39.      Allerdings steht es dem nationalen Gericht im Rahmen von Art. 267 AEUV frei, den Gerichtshof um Unterstützung zu bitten und ihm seine Zweifel bezüglich der Auslegung von Art. 106 AEUV zu unterbreiten, falls es dies für erforderlich hält(17). Diese Zweifel können legitimerweise die Einstufung einer Tätigkeit als Dienstleistung von allgemeinem wirtschaftlichem Interesse betreffen.

40.      Die Corte suprema di cassazione (Kassationsgerichtshof) stellt letztendlich eine Frage zur Auslegung des Unionsrechts, zu deren Beantwortung der Gerichtshof grundsätzlich verpflichtet ist(18). Er kann ihre Beantwortung nur ablehnen, wenn die erbetene Auslegung in keinem Zusammenhang mit dem Ausgangsrechtsstreit steht, hypothetischer Natur ist oder wenn er nicht über die tatsächlichen und rechtlichen Angaben verfügt, die für eine Beantwortung erforderlich sind(19). Nichts davon trifft auf die erste Frage zu.

3.      Beantwortung der Frage

41.      Soeben habe ich ausgeführt, dass es das vorlegende Gericht ist, das entscheiden muss, ob Poste Italiane tatsächlich mit der Erfüllung klar definierter gemeinwirtschaftlicher Verpflichtungen betraut worden ist.
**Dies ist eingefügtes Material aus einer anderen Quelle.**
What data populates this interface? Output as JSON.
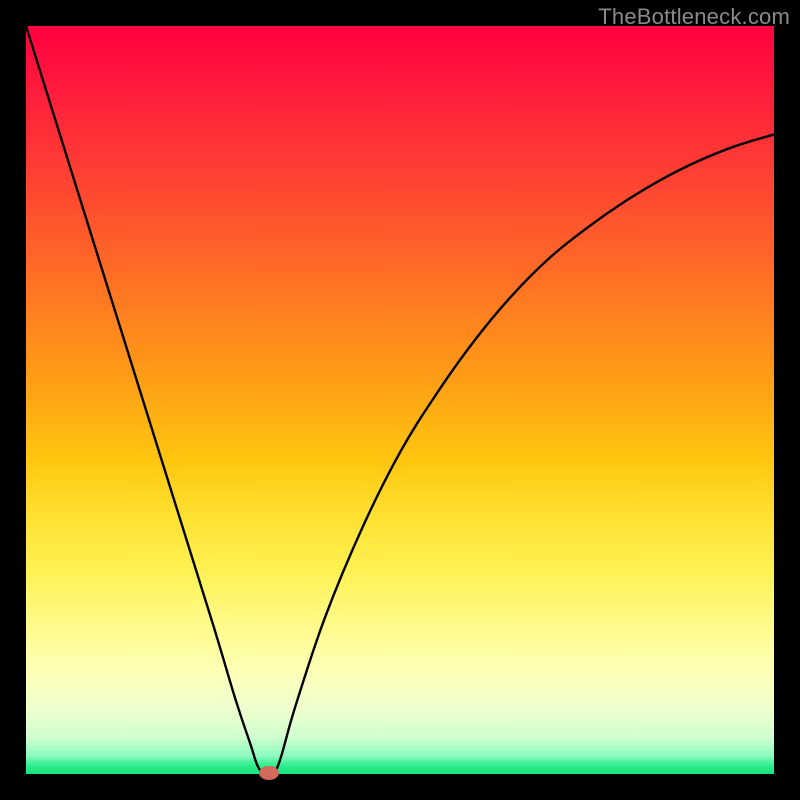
{
  "watermark": "TheBottleneck.com",
  "chart_data": {
    "type": "line",
    "title": "",
    "xlabel": "",
    "ylabel": "",
    "xlim": [
      0,
      100
    ],
    "ylim": [
      0,
      100
    ],
    "series": [
      {
        "name": "bottleneck-curve",
        "x": [
          0,
          5,
          10,
          15,
          20,
          25,
          28,
          30,
          31,
          32,
          33,
          34,
          36,
          40,
          45,
          50,
          55,
          60,
          65,
          70,
          75,
          80,
          85,
          90,
          95,
          100
        ],
        "y": [
          100,
          84,
          68,
          52,
          36,
          20,
          10,
          4,
          1,
          0,
          0,
          2,
          9,
          21,
          33,
          43,
          51,
          58,
          64,
          69,
          73,
          76.5,
          79.5,
          82,
          84,
          85.5
        ]
      }
    ],
    "marker": {
      "x": 32.5,
      "y": 0,
      "color": "#d46a5a"
    },
    "background_gradient": {
      "top": "#ff0040",
      "mid": "#ffd000",
      "bottom": "#15e57e"
    }
  }
}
42.      Ungeachtet der Würdigung, die dieses Gericht letztendlich vornimmt, stimme ich mit Poste Italiane und der Kommission darin überein, dass sich aus einer Prüfung der streitigen gesetzlichen Regelung nicht der Schluss ziehen lässt, dass die Finanzdienstleistungen, die Poste Italiane an die Konzessionäre, die mit der Eintreibung der ICI betraut sind, als im „allgemeinen wirtschaftlichen Interesse“ liegend eingestuft werden können.
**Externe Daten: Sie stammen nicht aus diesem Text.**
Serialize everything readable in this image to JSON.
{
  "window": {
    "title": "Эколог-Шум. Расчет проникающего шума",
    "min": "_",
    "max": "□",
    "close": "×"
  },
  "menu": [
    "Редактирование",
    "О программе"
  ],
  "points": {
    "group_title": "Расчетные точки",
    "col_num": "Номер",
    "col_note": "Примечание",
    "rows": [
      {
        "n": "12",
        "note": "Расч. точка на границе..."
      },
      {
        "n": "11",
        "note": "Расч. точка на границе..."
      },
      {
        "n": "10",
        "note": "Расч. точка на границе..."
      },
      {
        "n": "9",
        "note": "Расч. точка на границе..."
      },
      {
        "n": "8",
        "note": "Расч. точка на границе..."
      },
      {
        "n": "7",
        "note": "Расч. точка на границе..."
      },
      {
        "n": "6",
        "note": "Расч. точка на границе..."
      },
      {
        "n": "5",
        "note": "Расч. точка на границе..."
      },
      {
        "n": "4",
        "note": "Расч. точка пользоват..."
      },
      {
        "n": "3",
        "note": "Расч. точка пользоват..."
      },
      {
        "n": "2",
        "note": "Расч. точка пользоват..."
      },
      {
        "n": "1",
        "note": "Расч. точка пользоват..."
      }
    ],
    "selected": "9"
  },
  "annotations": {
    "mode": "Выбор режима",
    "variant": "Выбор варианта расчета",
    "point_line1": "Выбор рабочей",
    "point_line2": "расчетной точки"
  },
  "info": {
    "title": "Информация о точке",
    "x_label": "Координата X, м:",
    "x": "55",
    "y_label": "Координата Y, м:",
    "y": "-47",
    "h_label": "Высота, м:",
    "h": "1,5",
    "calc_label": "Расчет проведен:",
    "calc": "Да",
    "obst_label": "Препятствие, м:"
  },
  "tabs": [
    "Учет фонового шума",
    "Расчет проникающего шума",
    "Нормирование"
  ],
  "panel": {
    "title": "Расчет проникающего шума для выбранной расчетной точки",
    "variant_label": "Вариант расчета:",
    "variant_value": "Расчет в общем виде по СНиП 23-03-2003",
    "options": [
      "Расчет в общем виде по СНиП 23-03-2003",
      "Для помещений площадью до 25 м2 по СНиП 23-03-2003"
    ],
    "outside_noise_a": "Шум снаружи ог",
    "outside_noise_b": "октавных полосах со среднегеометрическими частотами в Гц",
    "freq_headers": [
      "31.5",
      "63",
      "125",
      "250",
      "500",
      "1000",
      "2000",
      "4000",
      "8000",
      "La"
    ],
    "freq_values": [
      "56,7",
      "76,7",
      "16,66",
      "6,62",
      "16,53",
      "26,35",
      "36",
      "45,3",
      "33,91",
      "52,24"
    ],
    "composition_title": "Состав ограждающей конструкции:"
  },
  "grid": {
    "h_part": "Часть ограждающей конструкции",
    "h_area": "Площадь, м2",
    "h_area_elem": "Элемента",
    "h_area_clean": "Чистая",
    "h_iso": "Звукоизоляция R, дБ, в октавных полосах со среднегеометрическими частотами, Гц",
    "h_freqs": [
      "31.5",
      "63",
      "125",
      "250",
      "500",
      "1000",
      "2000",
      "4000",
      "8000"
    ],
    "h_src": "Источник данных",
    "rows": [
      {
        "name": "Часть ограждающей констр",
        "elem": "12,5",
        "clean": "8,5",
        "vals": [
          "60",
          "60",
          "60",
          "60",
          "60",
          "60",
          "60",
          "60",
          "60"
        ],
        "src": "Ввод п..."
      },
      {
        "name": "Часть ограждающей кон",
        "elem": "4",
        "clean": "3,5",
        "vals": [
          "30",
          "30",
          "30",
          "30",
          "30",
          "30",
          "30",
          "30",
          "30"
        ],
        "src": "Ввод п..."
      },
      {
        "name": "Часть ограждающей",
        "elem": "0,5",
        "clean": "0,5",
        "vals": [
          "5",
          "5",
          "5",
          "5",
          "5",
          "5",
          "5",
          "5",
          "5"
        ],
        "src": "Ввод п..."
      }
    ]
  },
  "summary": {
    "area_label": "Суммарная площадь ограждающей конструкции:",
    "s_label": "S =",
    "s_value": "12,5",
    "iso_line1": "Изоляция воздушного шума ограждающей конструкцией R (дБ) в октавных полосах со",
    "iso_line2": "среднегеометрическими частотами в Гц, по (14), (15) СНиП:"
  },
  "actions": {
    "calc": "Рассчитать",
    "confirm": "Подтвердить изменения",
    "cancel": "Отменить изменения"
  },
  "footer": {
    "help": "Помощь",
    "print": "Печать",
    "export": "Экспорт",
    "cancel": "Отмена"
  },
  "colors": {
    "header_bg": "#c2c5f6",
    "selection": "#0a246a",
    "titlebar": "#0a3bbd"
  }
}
43.      Die den Mitgliedstaaten im Hinblick auf die Definition der Dienstleistungen von allgemeinem wirtschaftlichem Interesse eingeräumte Befugnis ist nicht unbeschränkt, sondern unterliegt einer Reihe von Voraussetzungen. Zunächst muss das begünstigte Unternehmen tatsächlich mit der Erfüllung gemeinwirtschaftlicher Verpflichtungen betraut sein, und diese Verpflichtungen müssen im nationalen Recht klar definiert sein(20).
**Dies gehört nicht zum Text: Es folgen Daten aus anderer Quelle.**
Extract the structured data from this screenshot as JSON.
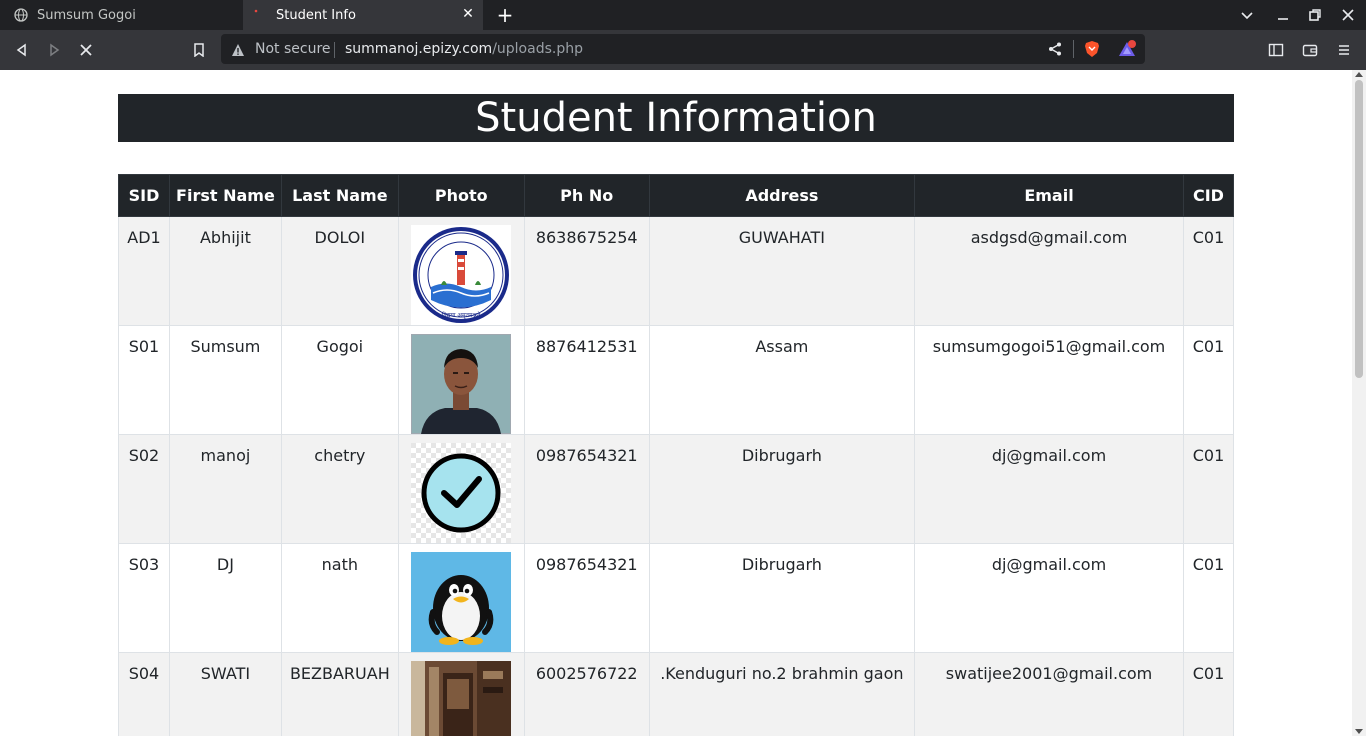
{
  "browser": {
    "tabs": [
      {
        "title": "Sumsum Gogoi",
        "active": false,
        "icon": "globe-icon"
      },
      {
        "title": "Student Info",
        "active": true,
        "icon": "loading-dot-icon"
      }
    ],
    "new_tab_label": "+",
    "security_label": "Not secure",
    "url_host": "summanoj.epizy.com",
    "url_path": "/uploads.php",
    "rewards_badge_color": "#e8473f",
    "brave_color": "#fb542b"
  },
  "page": {
    "title": "Student Information",
    "columns": [
      "SID",
      "First Name",
      "Last Name",
      "Photo",
      "Ph No",
      "Address",
      "Email",
      "CID"
    ],
    "rows": [
      {
        "sid": "AD1",
        "first": "Abhijit",
        "last": "DOLOI",
        "photo": "university-seal-image",
        "phone": "8638675254",
        "address": "GUWAHATI",
        "email": "asdgsd@gmail.com",
        "cid": "C01",
        "seal_text": "DIBRUGARH UNIVERSITY"
      },
      {
        "sid": "S01",
        "first": "Sumsum",
        "last": "Gogoi",
        "photo": "portrait-photo-image",
        "phone": "8876412531",
        "address": "Assam",
        "email": "sumsumgogoi51@gmail.com",
        "cid": "C01"
      },
      {
        "sid": "S02",
        "first": "manoj",
        "last": "chetry",
        "photo": "checkmark-image",
        "phone": "0987654321",
        "address": "Dibrugarh",
        "email": "dj@gmail.com",
        "cid": "C01"
      },
      {
        "sid": "S03",
        "first": "DJ",
        "last": "nath",
        "photo": "penguin-image",
        "phone": "0987654321",
        "address": "Dibrugarh",
        "email": "dj@gmail.com",
        "cid": "C01"
      },
      {
        "sid": "S04",
        "first": "SWATI",
        "last": "BEZBARUAH",
        "photo": "room-photo-image",
        "phone": "6002576722",
        "address": ".Kenduguri no.2 brahmin gaon",
        "email": "swatijee2001@gmail.com",
        "cid": "C01"
      }
    ],
    "header_bg": "#212529",
    "stripe_bg": "#f2f2f2"
  }
}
44.      Mit dieser Voraussetzung „wird ein Ziel der Transparenz und der Rechtssicherheit verfolgt, das die Erfüllung von Mindestkriterien erfordert, die vom Vorliegen eines oder mehrerer Hoheitsakte abhängen, die hinreichend genau zumindest die Art, die Dauer und die Tragweite der gemeinwirtschaftlichen Verpflichtungen definieren, die den mit der Erfüllung dieser Verpflichtungen betrauten Unternehmen obliegen“(21). So wäre es „[i]n Ermangelung einer klaren Definition solcher objektiven Kriterien … nämlich nicht möglich, zu kontrollieren, ob eine bestimmte Tätigkeit unter den Begriff der Dienstleistung von allgemeinem wirtschaftlichem Interesse fallen kann“(22).

45.      Bezüglich ihrer Banktätigkeit ist nicht ersichtlich, dass Poste Italiane formell verpflichtet ist, bestimmte Leistungen als gemeinwirtschaftliche Verpflichtungen unter Bedingungen, die ihre Art und Tragweite hinreichend genau definieren, zu erbringen, so dass das weiter oben genannte Ziel der Transparenz und der Rechtssicherheit nicht erfüllt ist. Dieser Umstand würde bereits für sich allein genügen, um ausschließen zu können, dass es sich um eine Dienstleistung von allgemeinem wirtschaftlichem Interesse handelt.

46.      Etwas anderes ist es, dass Poste Italiane in ihrer Eigenschaft als Betreiber des Universalpostdiensts in diesem spezifischen Bereich eine Dienstleistung von allgemeinem wirtschaftlichem Interesse erbringt, was unstreitig ist. Der Gerichtshof hat bereits festgestellt, dass die von Postunternehmen erbrachten Finanzdienstleistungen nicht unter die in der Richtlinie 97/67/EG(23) geregelten Postdienste fallen, nicht einmal die, „die die Anbieter von Postdiensten zusätzlich erbringen“(24).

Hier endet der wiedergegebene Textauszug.